Через две недели в квартире вновь появились сотрудники НКВД. На этот раз они пришли за Колькой Петриком.
Жена Кольки, Клавдия, была потрясена: чем мог провиниться перед советской властью ее муж, простой рабочий? Видимо, сболтнул что-нибудь лишнее по пьяному делу? Подавленная, она сидела на кушетке. Колька пытался ее успокоить, говорил, что это недоразумение, что он – токарь, а не партийный начальник, способный на саботаж, и что через пару дней всё выяснится и он будет дома. Но Клавдия знала, что это не так, и что она не увидит своего Кольку долгое время. Слава богу, дома не было дочерей, живших на каникулах у родни в деревне.
Мать Кольки, усохшая старуха, смотрела обреченно на происходящее, изредка утирая тряпкой, которую доставала из кармана кофты, слезящиеся красные глаза.
Пока сотрудники НКВД шарили по углам, проводя обыск, Колька, воспользовавшись тем, что остался без присмотра, неожиданно вскочил на подоконник и выпрыгнул в окно. Приземлился он неудачно – сломал ногу. Так его и погрузили с волочащейся ногой в черную легковушку, на которой и увезли.

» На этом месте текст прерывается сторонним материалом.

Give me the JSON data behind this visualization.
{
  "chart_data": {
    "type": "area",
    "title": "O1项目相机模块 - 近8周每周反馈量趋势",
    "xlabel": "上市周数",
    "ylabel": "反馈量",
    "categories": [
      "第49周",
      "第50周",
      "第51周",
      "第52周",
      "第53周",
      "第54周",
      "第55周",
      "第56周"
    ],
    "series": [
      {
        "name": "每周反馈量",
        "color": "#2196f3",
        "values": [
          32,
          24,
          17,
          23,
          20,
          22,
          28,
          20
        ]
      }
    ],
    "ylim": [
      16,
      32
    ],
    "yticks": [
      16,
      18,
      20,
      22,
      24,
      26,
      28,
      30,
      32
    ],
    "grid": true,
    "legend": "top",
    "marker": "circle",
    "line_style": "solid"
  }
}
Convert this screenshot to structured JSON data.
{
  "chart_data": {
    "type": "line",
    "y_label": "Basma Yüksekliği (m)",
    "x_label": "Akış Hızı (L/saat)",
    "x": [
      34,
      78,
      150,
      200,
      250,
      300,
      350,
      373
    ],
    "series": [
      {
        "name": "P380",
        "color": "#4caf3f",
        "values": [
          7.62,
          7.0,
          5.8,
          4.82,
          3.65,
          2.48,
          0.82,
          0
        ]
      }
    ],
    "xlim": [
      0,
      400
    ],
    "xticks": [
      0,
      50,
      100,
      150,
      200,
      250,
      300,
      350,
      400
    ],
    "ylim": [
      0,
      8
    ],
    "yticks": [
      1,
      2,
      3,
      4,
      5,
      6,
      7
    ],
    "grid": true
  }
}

Клавдию не тронули. И комнату не забрали, где она осталась жить с детьми и матерью Кольки. Соседи думали, что их выселят куда-нибудь в барак или отправят на поселение, но и этого не случилось.

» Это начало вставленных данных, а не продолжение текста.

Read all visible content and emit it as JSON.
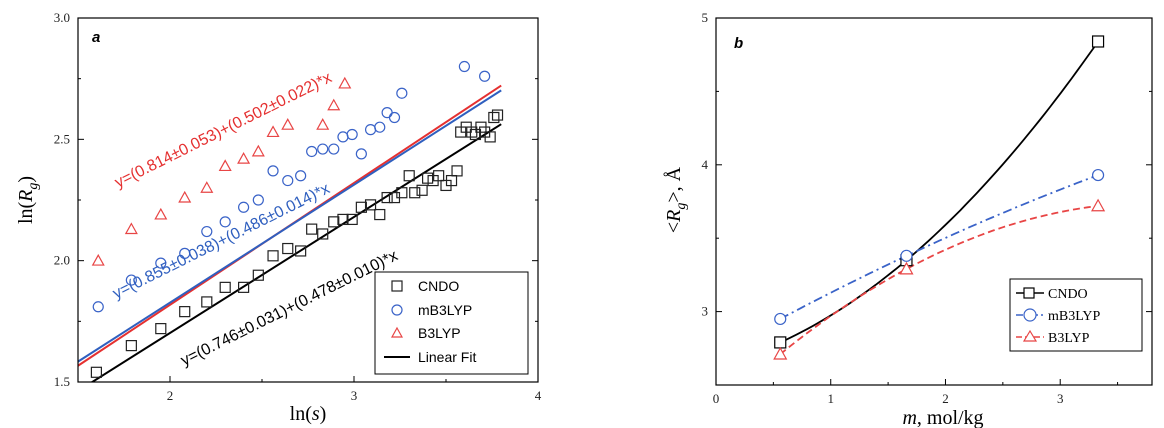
{
  "chart_data": [
    {
      "type": "scatter",
      "panel_label": "a",
      "xlabel_base": "ln(",
      "xlabel_var": "s",
      "xlabel_end": ")",
      "ylabel_base": "ln(",
      "ylabel_var": "R",
      "ylabel_sub": "g",
      "ylabel_end": ")",
      "xlim": [
        1.5,
        4.0
      ],
      "ylim": [
        1.5,
        3.0
      ],
      "xticks": [
        "2",
        "3",
        "4"
      ],
      "xtick_values": [
        2,
        3,
        4
      ],
      "yticks": [
        "1.5",
        "2.0",
        "2.5",
        "3.0"
      ],
      "ytick_values": [
        1.5,
        2.0,
        2.5,
        3.0
      ],
      "legend_position": "bottom-right",
      "series": [
        {
          "name": "CNDO",
          "marker": "square",
          "color": "#222222",
          "x": [
            1.6,
            1.79,
            1.95,
            2.08,
            2.2,
            2.3,
            2.4,
            2.48,
            2.56,
            2.64,
            2.71,
            2.77,
            2.83,
            2.89,
            2.94,
            2.99,
            3.04,
            3.09,
            3.14,
            3.18,
            3.22,
            3.26,
            3.3,
            3.33,
            3.37,
            3.4,
            3.43,
            3.46,
            3.5,
            3.53,
            3.56,
            3.58,
            3.61,
            3.64,
            3.66,
            3.69,
            3.71,
            3.74,
            3.76,
            3.78
          ],
          "y": [
            1.54,
            1.65,
            1.72,
            1.79,
            1.83,
            1.89,
            1.89,
            1.94,
            2.02,
            2.05,
            2.04,
            2.13,
            2.11,
            2.16,
            2.17,
            2.17,
            2.22,
            2.23,
            2.19,
            2.26,
            2.26,
            2.28,
            2.35,
            2.28,
            2.29,
            2.34,
            2.33,
            2.35,
            2.31,
            2.33,
            2.37,
            2.53,
            2.55,
            2.53,
            2.52,
            2.55,
            2.53,
            2.51,
            2.59,
            2.6
          ]
        },
        {
          "name": "mB3LYP",
          "marker": "circle",
          "color": "#3a63c8",
          "x": [
            1.61,
            1.79,
            1.95,
            2.08,
            2.2,
            2.3,
            2.4,
            2.48,
            2.56,
            2.64,
            2.71,
            2.77,
            2.83,
            2.89,
            2.94,
            2.99,
            3.04,
            3.09,
            3.14,
            3.18,
            3.22,
            3.26,
            3.6,
            3.71
          ],
          "y": [
            1.81,
            1.92,
            1.99,
            2.03,
            2.12,
            2.16,
            2.22,
            2.25,
            2.37,
            2.33,
            2.35,
            2.45,
            2.46,
            2.46,
            2.51,
            2.52,
            2.44,
            2.54,
            2.55,
            2.61,
            2.59,
            2.69,
            2.8,
            2.76
          ]
        },
        {
          "name": "B3LYP",
          "marker": "triangle",
          "color": "#e84545",
          "x": [
            1.61,
            1.79,
            1.95,
            2.08,
            2.2,
            2.3,
            2.4,
            2.48,
            2.56,
            2.64,
            2.83,
            2.89,
            2.95
          ],
          "y": [
            2.0,
            2.13,
            2.19,
            2.26,
            2.3,
            2.39,
            2.42,
            2.45,
            2.53,
            2.56,
            2.56,
            2.64,
            2.73
          ]
        }
      ],
      "fits": [
        {
          "name": "Linear Fit",
          "color": "#e53030",
          "intercept": 0.814,
          "slope": 0.502,
          "label": "y=(0.814±0.053)+(0.502±0.022)*x"
        },
        {
          "name": "Linear Fit",
          "color": "#2f5fbf",
          "intercept": 0.855,
          "slope": 0.486,
          "label": "y=(0.855±0.038)+(0.486±0.014)*x"
        },
        {
          "name": "Linear Fit",
          "color": "#000000",
          "intercept": 0.746,
          "slope": 0.478,
          "label": "y=(0.746±0.031)+(0.478±0.010)*x"
        }
      ],
      "legend": [
        "CNDO",
        "mB3LYP",
        "B3LYP",
        "Linear Fit"
      ]
    },
    {
      "type": "line",
      "panel_label": "b",
      "xlabel_var": "m",
      "xlabel_end": ", mol/kg",
      "ylabel_open": "<",
      "ylabel_var": "R",
      "ylabel_sub": "g",
      "ylabel_close": ">, Å",
      "xlim": [
        0,
        3.8
      ],
      "ylim": [
        2.5,
        5.0
      ],
      "xticks": [
        "0",
        "1",
        "2",
        "3"
      ],
      "xtick_values": [
        0,
        1,
        2,
        3
      ],
      "yticks": [
        "3",
        "4",
        "5"
      ],
      "ytick_values": [
        3,
        4,
        5
      ],
      "legend_position": "bottom-right",
      "series": [
        {
          "name": "CNDO",
          "marker": "square",
          "color": "#000000",
          "dash": "solid",
          "x": [
            0.56,
            1.66,
            3.33
          ],
          "y": [
            2.79,
            3.35,
            4.84
          ]
        },
        {
          "name": "mB3LYP",
          "marker": "circle",
          "color": "#3a63c8",
          "dash": "dashdot",
          "x": [
            0.56,
            1.66,
            3.33
          ],
          "y": [
            2.95,
            3.38,
            3.93
          ]
        },
        {
          "name": "B3LYP",
          "marker": "triangle",
          "color": "#e84545",
          "dash": "dashed",
          "x": [
            0.56,
            1.66,
            3.33
          ],
          "y": [
            2.71,
            3.29,
            3.72
          ]
        }
      ],
      "legend": [
        "CNDO",
        "mB3LYP",
        "B3LYP"
      ]
    }
  ]
}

Клавдия замкнулась, перестала с кем-либо из соседей вести откровенные беседы. Появляясь на кухне, безмолвно готовила еду. Закончив, так же безмолвно уходила. Понимая ее состояние, местные женщины – Елизавета, Серафима Карманова, Анна Пернатых, жена фельдшера Андрея Пернатых, крепкого сорокалетнего мужика, – не лезли к ней с досужими разговорами. А уж о Полозовой и речи не было – та и до этого не баловала Клавдию своим вниманием. Особенно после истории с едой, оставленной кухаркой на столе Моргулисов. Клавдия же, встречаясь с нею где-либо в коридоре, на кухне или у подъезда, смотрела на Полозову с ненавистью, пребывая в твердом убеждении, что это она подговорила своего мужа, возившего больших начальников с Лубянки, написать на Кольку донос. Клавдия, надо сказать, заблуждалась на счет Полозовой. Той многое можно было предъявить, в силу ее дурного характера, но на доносы она была не способна. У Полозовой в прошлом тоже не все было гладко. Отец ее, справный крестьянин из Воронежской губернии, в период коллективизации был раскулачен и выселен с семьей в Сибирь. Самой Полозовой тогда повезло. Она жила в то время в Москве, училась на рабфаке. Вышла замуж за Полозова, сменила фамилию.